Now here’s a forecast deserving of far wider attention than it has so far received: by 2020 total revenue generated by energy services companies (ESCOs) could hit $37.7 billion, up a monstrous 573% over 2009’s $5.6 billion. At a minimum, Wheelock expects ESCOs’ revenue to hit $19.9 billion by 2020, a 255% increase.
In an exclusive interview last week, Wheelock explained that as much as demand is already growing for services that cut a commercial building’s energy and operating costs, he’s starting to see what he called a “shift in mindset” by building owners that promises to send ESCO demand into the stratosphere.
Building owners are starting to “see energy as an asset to be managed, not as a cost,” Wheelock said. They’re starting to realize that improving lighting, HVAC and other energy-consuming building systems both decreases operating costs and, in an ever more eco-conscious society, increases the value of the building. “A big difference,” Wheelock added, is that building owners are increasingly willing to accept a two-to-three-year payback on their efficiency investments, compared with only 12 to 18 months previously.

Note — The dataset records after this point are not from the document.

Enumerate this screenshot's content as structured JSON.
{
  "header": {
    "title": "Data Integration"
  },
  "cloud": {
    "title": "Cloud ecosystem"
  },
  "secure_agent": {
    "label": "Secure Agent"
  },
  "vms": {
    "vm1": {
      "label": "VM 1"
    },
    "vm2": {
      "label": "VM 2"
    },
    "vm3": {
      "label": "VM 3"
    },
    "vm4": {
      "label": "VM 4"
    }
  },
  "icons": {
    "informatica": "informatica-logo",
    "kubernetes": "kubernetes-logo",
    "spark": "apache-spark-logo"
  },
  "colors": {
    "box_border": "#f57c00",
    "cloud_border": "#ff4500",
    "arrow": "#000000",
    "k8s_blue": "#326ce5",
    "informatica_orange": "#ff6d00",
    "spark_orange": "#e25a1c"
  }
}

To be sure, Wheelock’s 573% ESCO revenue growth forecast comes with caveats, most notably that the still-nascent trend of counties and other government entities selling bonds that help pay for energy-efficiency improvements in buildings catches on, which he thinks will happen over the next few years. Right now, he said, ESCO demand is concentrated in single-tenant buildings owned by government, educational institutions, etc. With so-called PACE financing (short for property-assessed clean energy), Wheelock sees ESCO demand spreading throughout the commercial sector and even penetrating the residential sector.
And so we come to the drum roll: if Clint’s new forecast is spot on, which companies could give investors the most bang for their buck?
He agreed with me on the usual suspects, namely: Johnson Controls (Symbol JCI), Honeywell International (Symbol HON) and Siemens (Symbol SI). (For more on Siemens, see If I Could Own Only One Alternative Energy Stock, It Would Be . . ..)
Then, citing the growing interconnect between energy efficiency and information and communications technology, Wheelock offered up three untraditional “green” choices: Cisco Systems (Symbol CSCO), IBM (Symbol IBM), and General Electric (Symbol GE).